Górnikowi kibicują w całej Polsce
Po wizycie w Zabrzu, Lubański wyjechał w… Polskę. We wtorek odwiedził niewielkie Nowiny w powiecie kieleckim, gdzie najpierw wziął udział w uroczystym otwarciu boiska ze sztuczną nawierzchnią, które otrzymało certyfikat FIFA Quality Pro (najwyższy przyznawany tego rodzaju obiektom), a później przyjął tytuł Honorowego Obywatela Gminy Nowiny.

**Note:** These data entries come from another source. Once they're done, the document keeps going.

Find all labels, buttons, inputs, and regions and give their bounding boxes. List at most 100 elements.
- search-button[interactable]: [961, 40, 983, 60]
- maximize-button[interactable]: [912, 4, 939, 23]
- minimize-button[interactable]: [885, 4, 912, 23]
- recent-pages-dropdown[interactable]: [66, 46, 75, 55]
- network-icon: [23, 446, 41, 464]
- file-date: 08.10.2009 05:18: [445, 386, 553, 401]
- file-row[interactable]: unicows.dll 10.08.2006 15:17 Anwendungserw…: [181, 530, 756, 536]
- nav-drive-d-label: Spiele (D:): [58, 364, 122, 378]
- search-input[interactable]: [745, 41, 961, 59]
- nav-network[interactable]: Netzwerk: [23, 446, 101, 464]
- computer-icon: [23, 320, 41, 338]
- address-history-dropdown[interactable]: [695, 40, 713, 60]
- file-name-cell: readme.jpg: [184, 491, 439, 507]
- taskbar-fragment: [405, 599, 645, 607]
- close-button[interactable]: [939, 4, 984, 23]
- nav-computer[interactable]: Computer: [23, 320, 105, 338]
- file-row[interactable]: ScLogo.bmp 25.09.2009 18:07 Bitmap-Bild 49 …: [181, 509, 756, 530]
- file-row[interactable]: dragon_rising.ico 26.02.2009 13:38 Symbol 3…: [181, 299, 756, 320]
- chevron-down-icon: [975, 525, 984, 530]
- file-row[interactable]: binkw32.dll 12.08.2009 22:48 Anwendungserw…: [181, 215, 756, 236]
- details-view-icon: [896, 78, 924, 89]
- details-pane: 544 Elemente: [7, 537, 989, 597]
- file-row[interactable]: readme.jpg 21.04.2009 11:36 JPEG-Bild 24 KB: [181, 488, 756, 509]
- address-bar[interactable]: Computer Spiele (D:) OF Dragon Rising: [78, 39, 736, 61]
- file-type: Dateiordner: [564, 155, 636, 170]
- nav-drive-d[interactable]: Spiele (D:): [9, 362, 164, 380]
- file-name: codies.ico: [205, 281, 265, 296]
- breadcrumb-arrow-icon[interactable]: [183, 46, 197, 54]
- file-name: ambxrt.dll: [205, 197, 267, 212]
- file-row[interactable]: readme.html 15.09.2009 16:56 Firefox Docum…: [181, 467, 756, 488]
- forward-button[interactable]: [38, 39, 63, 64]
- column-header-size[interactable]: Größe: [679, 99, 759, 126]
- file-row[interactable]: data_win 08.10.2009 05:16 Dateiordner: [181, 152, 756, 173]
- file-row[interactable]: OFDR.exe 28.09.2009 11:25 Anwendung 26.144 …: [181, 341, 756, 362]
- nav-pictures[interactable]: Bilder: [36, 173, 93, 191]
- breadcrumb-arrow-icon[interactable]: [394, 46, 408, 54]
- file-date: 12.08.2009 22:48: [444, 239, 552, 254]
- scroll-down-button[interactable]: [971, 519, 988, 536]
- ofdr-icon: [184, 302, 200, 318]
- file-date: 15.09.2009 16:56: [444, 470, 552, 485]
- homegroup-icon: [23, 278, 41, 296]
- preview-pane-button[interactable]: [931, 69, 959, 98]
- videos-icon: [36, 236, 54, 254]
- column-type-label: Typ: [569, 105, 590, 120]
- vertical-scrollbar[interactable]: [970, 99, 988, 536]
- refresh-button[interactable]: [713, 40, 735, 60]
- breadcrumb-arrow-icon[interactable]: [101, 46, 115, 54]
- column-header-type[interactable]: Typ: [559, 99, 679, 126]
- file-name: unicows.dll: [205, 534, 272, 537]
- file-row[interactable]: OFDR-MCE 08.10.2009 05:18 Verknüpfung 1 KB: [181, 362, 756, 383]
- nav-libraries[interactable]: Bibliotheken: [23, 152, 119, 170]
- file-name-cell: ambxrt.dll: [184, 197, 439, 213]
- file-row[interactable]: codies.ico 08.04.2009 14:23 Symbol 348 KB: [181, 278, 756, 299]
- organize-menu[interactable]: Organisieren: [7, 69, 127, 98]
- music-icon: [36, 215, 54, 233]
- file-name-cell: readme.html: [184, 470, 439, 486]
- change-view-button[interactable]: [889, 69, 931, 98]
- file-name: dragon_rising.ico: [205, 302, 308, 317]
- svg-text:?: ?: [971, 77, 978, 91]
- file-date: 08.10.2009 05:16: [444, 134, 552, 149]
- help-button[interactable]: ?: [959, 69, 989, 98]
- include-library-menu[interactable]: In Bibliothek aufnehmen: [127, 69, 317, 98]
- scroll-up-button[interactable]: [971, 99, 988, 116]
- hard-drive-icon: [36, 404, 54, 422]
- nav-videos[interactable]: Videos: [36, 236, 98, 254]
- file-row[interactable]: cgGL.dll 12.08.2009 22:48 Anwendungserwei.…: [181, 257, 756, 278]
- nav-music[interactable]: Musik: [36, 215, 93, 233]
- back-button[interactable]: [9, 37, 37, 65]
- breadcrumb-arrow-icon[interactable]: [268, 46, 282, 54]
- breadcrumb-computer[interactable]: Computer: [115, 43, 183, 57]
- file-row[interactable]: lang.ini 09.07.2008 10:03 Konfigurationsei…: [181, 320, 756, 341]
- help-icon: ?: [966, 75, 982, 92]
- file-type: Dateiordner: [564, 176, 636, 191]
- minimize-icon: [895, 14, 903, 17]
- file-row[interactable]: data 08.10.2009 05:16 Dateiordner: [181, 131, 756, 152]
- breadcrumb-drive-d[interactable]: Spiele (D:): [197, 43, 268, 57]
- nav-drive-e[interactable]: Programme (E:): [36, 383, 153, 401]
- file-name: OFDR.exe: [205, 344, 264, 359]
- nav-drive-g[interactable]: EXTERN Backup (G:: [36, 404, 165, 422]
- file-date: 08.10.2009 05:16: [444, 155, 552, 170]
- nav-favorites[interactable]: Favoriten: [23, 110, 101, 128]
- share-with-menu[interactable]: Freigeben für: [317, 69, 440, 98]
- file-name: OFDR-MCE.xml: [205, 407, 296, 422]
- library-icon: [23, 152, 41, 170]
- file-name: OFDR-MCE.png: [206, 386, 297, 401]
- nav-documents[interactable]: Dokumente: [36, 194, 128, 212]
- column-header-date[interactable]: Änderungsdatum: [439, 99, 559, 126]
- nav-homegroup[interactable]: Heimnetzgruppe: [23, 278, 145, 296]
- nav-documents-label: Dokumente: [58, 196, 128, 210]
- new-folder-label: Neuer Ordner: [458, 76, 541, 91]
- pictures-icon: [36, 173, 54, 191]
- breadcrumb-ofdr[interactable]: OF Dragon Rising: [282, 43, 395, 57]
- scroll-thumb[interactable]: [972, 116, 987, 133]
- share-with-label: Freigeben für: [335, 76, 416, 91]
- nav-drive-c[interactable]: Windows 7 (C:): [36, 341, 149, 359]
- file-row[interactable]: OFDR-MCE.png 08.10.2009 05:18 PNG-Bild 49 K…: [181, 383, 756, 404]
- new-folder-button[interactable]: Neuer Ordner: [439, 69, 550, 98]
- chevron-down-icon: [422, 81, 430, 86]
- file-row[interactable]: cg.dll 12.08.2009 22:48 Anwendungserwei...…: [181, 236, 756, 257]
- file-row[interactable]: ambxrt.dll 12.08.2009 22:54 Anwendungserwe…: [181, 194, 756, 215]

– Mam już tytuł Honorowego Obywatela Zabrza, teraz otrzymałem kolejny, w miejscowości, z którą od kilku lat jestem w kontakcie. Bo w 2019 roku zostałem patronem Liceum Ogólnokształcącego Mistrzostwa Sportowego w Nowinach – wyjaśnia Włodzimierz Lubański. – Bardzo cenię sobie to wyróżnienie. A przy okazji jestem bardzo zaskoczony tym, jak wielu kibiców ma Górnik w całym kraju, nawet w takich miejscowościach jak właśnie Nowiny – dodaje.
Z kolei na piątkowe popołudnie Lubański miał zaplanowany udział w AutografExpo2024, imprezie w Bydgoszczy, w której uczestniczyć będą także inni byli i obecni wybitni sportowcy.
„Chciałbym, żeby Górnik grał o najwyższe cele”
Włodzimierz Lubański, rzecz jasna, dobrze się orientuje, co dzieje się w Górniku. Jeśli chodzi o wyniki, to początek rundy przyjął z ulgą. Przypomnijmy – Górnik w tym roku wygrał trzy mecze (3:1 z Piastem Gliwice, 3:1 z Koroną Kielce i 2:1 z Jagiellonią Białystok, a przegrał tylko raz, w Łodzi z Widzewem, 1:3).
– Martwiłem się po rundzie jesiennej, że w razie nieudanego wznowienia rozgrywek Górnik znajdzie się w strefie spadkowej – mówi nam Włodzimierz Lubański. – Na szczęście chłopcy się odbudowali, radzą sobie bardzo dobrze, a te zwycięstwa „napędzają” cały zespół. Dla mnie najważniejsze jest ich zaangażowanie, walczą na boisku, co było widać także w meczu z Jagiellonią. To dobrze wróży na tę rundę.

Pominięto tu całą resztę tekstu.